Greta Thunberg. Quelle Wikipedia, Foto: Anders Hellberg, Lizenz: CC BY-SA 4.0

Die erfolgreichen Sondierungsgespräche in Richtung einer Ampelkoalition waren in den vergangenen Tagen auch mein Politik-Thema der Woche. Ganz ehrlich: Ich habe mich, für mich selbst auch etwas überraschend, über den Auftritt der drei Parteien auf der Pressekonferenz am Freitag sogar innerlich gefreut. Als Christian Lindner, Annalena Baerbock, Robert Habeck, Olaf Scholz und das (dort etwas überflüssig wirkende) Führungs-Duo der SPD vor die Kameras und Mikrofone trat und von guten Gesprächen zu berichten wussten, die in dieser Woche in offiziellen Koalitionsverhandlungen münden sollen, verspürte ich etwas von der erhofften Aufbruchstimmung. Ich habe überraschend viel von dem frischen Wind gespürt, den ich mir für die Zeit nach der Bundestagswahl gewünscht hatte.

Wenn natürlich auch die Inhalte des vorgelegten Papieres noch wenig konkret waren, große Hürden zu überwinden sind, bevor SPD, Grüne und FDP die neue Bundesregierung bilden werden/können/dürfen, versprühten die Vertreter der Parteien in Berlin durchaus die Energie, die es brauchen wird um dieses Land in eine erfolgreiche Zukunft zu führen.

Erschreckend fand ich hingegen den postwendend folgenden Widerspruch, den bekennende Klimaschützer im Nachgang der Pressekonferenz öffentlich gemacht haben. Sie offenbarten dadurch (einmal mehr) eine gehörige Portion politischer Naivität.

So kritisierten zum Beispiel Jakob Blasel und Luisa Neubauer von Fridays for Future konkrete Maßnahmen, die in den Verhandlungen in Sachen Klimaschutz als Ziele ausgegeben wurden. Ihnen gehen die ersten formulierten Maßnahmen der ‚Ampel‘ nicht weit genug.
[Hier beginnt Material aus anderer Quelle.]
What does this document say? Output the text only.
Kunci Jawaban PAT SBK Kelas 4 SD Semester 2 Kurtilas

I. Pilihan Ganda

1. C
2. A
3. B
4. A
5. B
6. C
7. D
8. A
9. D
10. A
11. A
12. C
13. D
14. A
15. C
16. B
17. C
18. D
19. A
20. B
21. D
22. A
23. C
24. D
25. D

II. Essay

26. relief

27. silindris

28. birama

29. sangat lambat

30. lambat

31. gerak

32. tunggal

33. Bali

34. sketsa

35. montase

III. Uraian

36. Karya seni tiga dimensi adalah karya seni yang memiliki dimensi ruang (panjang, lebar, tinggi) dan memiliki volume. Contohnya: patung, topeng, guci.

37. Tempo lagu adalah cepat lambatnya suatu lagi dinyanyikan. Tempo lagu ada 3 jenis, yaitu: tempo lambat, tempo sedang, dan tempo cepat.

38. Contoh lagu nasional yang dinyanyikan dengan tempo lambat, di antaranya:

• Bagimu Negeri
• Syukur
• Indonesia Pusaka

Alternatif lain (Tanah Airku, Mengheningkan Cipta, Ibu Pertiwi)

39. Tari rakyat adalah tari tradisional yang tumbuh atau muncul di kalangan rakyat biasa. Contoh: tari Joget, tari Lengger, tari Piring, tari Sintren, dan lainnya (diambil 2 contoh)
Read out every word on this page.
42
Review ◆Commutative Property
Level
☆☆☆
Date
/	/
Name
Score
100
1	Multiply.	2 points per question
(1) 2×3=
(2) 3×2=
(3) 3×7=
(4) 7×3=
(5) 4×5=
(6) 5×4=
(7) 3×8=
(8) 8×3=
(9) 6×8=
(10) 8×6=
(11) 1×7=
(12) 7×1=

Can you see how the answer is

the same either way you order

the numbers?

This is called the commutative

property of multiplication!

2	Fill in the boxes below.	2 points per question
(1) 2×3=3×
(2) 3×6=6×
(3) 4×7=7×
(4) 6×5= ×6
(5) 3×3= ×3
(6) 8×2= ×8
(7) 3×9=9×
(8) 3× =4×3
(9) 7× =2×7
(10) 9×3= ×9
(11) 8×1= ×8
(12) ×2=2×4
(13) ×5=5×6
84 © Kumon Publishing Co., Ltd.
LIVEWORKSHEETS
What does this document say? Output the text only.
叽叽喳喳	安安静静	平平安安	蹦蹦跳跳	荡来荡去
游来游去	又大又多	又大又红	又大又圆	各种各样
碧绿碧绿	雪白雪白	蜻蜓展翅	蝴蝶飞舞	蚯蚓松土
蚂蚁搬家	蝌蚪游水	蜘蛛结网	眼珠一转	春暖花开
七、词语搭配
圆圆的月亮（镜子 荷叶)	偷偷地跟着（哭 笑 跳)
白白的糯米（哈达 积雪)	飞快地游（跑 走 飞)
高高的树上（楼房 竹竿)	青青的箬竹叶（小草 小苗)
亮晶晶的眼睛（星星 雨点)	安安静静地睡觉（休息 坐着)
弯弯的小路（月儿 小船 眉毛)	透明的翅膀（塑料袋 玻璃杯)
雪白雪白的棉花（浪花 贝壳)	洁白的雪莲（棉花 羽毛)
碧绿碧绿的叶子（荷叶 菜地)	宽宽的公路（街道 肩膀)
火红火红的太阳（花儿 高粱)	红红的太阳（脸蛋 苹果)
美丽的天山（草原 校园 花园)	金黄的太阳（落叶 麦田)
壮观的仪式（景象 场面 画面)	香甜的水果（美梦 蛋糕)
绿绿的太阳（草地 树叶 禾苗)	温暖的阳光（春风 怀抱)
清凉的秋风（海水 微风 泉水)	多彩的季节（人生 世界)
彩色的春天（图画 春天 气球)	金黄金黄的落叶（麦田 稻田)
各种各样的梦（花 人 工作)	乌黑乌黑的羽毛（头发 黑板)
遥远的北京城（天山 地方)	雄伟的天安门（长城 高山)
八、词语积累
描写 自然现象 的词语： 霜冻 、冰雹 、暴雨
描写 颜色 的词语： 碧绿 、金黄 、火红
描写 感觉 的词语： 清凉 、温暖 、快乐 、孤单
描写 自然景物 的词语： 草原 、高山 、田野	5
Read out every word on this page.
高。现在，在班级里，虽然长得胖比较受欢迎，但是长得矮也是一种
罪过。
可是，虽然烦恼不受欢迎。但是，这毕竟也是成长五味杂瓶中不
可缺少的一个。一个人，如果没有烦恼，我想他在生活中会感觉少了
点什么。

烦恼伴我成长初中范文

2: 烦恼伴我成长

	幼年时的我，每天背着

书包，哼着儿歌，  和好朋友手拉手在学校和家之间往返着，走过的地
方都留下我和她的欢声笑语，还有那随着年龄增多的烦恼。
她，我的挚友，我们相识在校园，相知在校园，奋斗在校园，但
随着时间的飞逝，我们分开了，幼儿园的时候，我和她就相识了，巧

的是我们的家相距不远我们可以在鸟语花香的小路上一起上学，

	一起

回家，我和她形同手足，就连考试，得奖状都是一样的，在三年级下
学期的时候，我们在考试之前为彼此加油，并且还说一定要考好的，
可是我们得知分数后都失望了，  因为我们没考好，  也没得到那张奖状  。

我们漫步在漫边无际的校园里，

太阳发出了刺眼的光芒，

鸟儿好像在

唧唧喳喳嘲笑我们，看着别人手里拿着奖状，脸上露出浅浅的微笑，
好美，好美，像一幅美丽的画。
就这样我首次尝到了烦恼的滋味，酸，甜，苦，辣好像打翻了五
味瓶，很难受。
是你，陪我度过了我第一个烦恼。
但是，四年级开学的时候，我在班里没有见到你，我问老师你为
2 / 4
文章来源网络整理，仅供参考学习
Auch die Grüne Jugend hat das zwölfseitige Sondierungspapier von SPD, Grünen und FDP für Koalitionsverhandlungen zu einer möglichen Ampel-Koalition kritisiert.

Dem Redaktionsnetzwerk Deutschland (RND) sagte der Blasel, dass es harte Koalitionsverhandlungen brauchen werde, „damit das 1,5-Grad-Ziel nicht völlig außer Reichweite gerät“. Das betreffe vor allem den Verkehrs- und Landwirtschaftssektor. Neubauer rügte öffentlich, problematisch sei nicht, was in dem Papier stehe, sondern eher, was darin nicht enthalten sei. So finde sich dort weder ein verbindlicher Kohleausstieg noch eine gerechte CO2-Bepreisung.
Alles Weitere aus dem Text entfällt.